Micro-benchmark Regressions


A microbenchmark attempts to measure the performance of a “small” bit of code. These tests are typically in the sub-millisecond range. The code being tested usually performs no I/O, or else is a test of some single, specific I/O task. [1]

We maintain and measure a set of such microbenchmarks for example blink_perf, dromaeo, gpu_perftests, and rasterize_and_record_micro.

[1] https://github.com/google/caliper/wiki/JavaMicrobenchmarks#what-is-a-microbenchmark

Interesting sources of false positives

Due to their nature microbenchmarks are much more sensitive to changes in the underlying abstraction levels which can result in a large number of false positive alerts. Below are some of such changes relevant to Chromium.

AFDO rolls.

Automatic Feedback Directed Optimization is a process that produces profile-based optimization hints that are applied by the compiler. It can result in changes to inlining (as well as causing more inlining, it can also prevent inlining). The inlining decisions made by AFDO can have noticeable impact on micro benchmarks, especially those involving tight loops or tight recursion. Unfortunately the decisions are not always stable and can flip from inline to don't inline without any changes in the code being benchmarked.

https://crbug.com/889742 is has more details and many duped bugs.

No-op refactors that prevent AFDO

It's also possible to make no-op changes to code, cauing the previous AFDO data to be inapplicable (e.g. function name change).

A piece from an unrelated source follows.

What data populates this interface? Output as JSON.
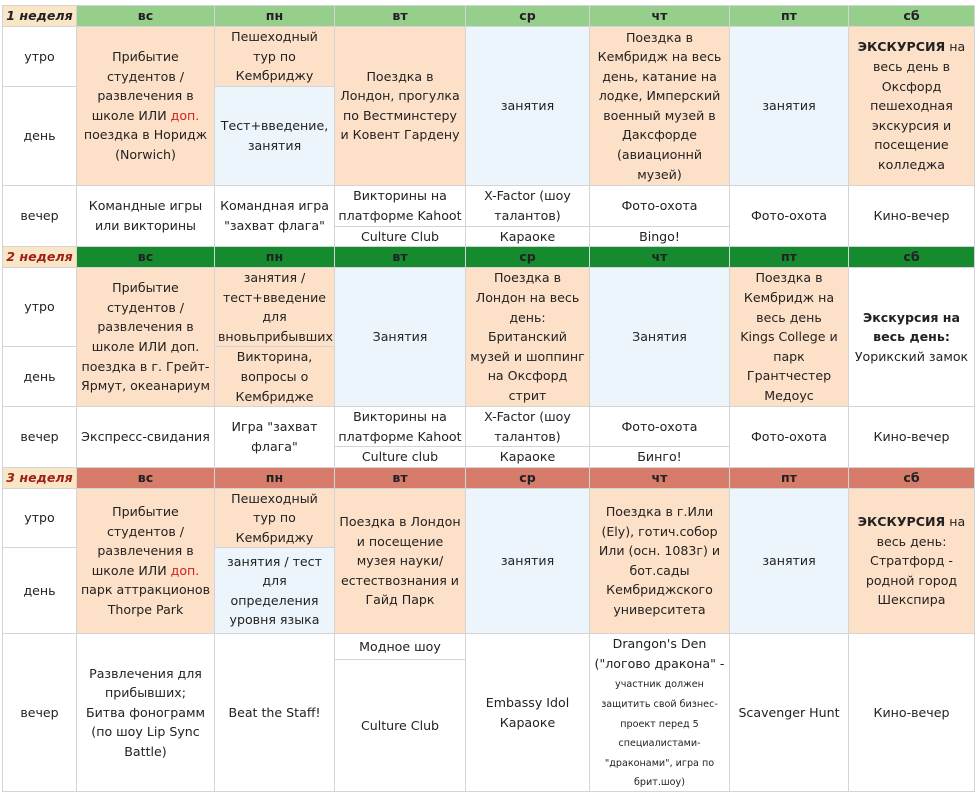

This can result in apparent regressions which recover spontaneously once new AFDO data is generated based on the new code. E.g. https://crbug.com/855544 was a specific case of this. One way to dig into this is to examine the compiled functions before and after the no-op change, to see if inlining has changed.

If you have a function that you believe should always be inlined in production builds, please contact gbiv@chromium.org for advice.

Toolchain rolls

Our toolchain team regularly rolls in new versions of clang, the compiler for all of Chromium. Though it‘s rare, these rolls may cause unintended performance changes. These rolls are represented as regular CLs/commits to Chromium’s repository (e.g. https://chromium-review.googlesource.com/c/chromium/src/+/1436036), so it‘s often pretty simple to attribute a performance change to a compiler roll. If you believe a compiler roll has slowed down your microbenchmark, please reach out to whoever landed the roll for guidance. It may be difficult, but if you can reduce your test-case in any way from ‘simply build all of Chrome!’ (even by just providing the before/after assembly), it’s a huge help.